Comment 2 krishnan parthasarathi 2012-03-12 13:35:08 EDT
Saurabh, could you add "Steps to reproduce" ?
Comment 3 Saurabh 2012-03-13 03:08:39 EDT
This happened only on server of cluster of 4 nodes and presently with 3.3.0qa27 it is not seen till now. 

Earlier I didn't mention the steps as it was happening only for one server and every time bringing up the "glusterd" this core got generated.
Comment 4 Amar Tumballi 2012-05-11 02:58:38 EDT
not reproducible, but have sent a patch to solve a possible (review based) race condition @ http://review.gluster.com/3183
Comment 5 Vijay Bellur 2012-05-18 09:00:47 EDT
Removing from blocker list as this has been seen only once.
Comment 6 krishnan parthasarathi 2012-06-25 00:44:50 EDT
Saurabh,
Could you check if this issue is seen in RHS 2.0 RC2?

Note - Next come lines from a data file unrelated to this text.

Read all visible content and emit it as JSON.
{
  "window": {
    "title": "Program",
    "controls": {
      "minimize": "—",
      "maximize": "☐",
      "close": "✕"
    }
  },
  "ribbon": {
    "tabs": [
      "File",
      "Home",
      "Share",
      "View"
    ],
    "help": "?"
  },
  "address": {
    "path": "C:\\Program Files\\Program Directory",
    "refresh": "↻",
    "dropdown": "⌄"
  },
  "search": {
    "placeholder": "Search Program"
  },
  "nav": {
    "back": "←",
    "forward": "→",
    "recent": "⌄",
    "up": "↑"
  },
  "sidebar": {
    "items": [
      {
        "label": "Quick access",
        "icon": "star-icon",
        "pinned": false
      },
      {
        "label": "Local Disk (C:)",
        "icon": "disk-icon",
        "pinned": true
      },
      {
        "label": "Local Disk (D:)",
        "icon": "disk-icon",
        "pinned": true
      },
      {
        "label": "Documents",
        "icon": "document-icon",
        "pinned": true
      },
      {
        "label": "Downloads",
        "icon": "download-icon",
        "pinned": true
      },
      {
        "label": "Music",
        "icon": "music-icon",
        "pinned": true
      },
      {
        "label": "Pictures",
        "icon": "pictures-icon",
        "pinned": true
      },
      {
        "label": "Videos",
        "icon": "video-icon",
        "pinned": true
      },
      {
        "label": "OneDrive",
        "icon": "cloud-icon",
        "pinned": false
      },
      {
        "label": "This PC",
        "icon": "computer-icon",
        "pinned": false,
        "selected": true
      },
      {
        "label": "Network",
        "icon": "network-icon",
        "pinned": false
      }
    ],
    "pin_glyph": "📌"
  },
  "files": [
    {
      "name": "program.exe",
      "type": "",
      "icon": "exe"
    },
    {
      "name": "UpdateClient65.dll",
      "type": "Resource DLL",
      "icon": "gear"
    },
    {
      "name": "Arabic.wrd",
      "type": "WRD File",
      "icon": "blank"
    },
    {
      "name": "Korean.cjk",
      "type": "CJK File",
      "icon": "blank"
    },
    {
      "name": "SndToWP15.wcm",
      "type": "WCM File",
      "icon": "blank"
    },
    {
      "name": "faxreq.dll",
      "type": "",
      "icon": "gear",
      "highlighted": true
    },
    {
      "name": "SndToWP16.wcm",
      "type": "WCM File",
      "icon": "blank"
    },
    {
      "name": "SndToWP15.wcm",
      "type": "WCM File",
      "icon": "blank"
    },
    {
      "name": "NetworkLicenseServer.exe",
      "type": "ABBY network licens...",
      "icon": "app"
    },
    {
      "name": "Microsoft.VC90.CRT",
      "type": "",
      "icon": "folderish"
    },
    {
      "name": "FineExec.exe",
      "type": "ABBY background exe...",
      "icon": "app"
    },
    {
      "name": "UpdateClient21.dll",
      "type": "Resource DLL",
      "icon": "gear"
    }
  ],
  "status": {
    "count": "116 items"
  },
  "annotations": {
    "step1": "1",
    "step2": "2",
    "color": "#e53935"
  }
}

Comment 7 Saurabh 2012-06-25 07:34:06 EDT
I tried to reproduce the issue on 3.3.0-rc2c, but the this is issue was not seen.

test that tried,
1. create a distribute volume.
2. bring down the glusterd on one node.
3. stop and delete the volume from other node.
4. start the glusterd of the other node.
Comment 8 Amar Tumballi 2012-07-11 02:29:48 EDT
Not able to reproduce the issue. Please re-open if you see the issue again.